Our Town Change comes slowly to a small New Hampshire town in the early 20th century. People grow up, get married, live, and die. Milk and the newspaper get delivered every morning, and nobody locks their front doors.
The Mind of God
OUR TOWN is a timeless classic, and this 1940 film version captures the major themes from Thornton Wilder’s great play.
At once simple and profound, unsentimental and heart-breaking, the story of Grover’s Corners, New Hampshire, and its citizens is a time capsule of early 20th Century America. Two neighboring families are examined in their everyday lives, and we especially follow George Gibbs (William Holden) and Emily Webb (Martha Scott) as they grow up and marry.
A stage convention, the Stage Manager (Frank Craven), acts here as a tour guide and talks directly to the audience and tells them the history of the town and stories about the characters. Independent of time, the Stage Manager can also see into the future and matter-of-factly see the various deaths of several characters as well as their pasts.

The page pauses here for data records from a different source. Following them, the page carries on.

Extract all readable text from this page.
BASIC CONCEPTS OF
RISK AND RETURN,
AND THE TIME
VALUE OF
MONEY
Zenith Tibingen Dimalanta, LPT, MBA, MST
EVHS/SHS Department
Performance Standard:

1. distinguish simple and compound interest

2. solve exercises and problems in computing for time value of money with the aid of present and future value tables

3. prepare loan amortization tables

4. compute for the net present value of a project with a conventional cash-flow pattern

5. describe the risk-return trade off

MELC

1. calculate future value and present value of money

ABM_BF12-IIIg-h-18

The scene from the cemetery is chilling yet is quite wondrous as the characters there ponder the timelessness of the universe. Also great is Emily’s visit back to her family on her birthday, where she finally understand that life is made up or so many small and insignificant details that we hardly notice as times flies by.
The film boasts a terrific cast with Fay Bainter and Beulah Bondi outstanding as the mothers , Thomas Mitchell and Guy Kibbee solid as the fathers. Also notable are Doro Merande as Mrs. Soames, Arthur Allen as the professor, Philip Wood as the organist, Spencer Charters as the constable, Stu Erwin as the milkman, and Ruth Tobey as Rebecca, who gets to tell the “mind of god” anecdote.
The ending is different from the play’s but works well in this version.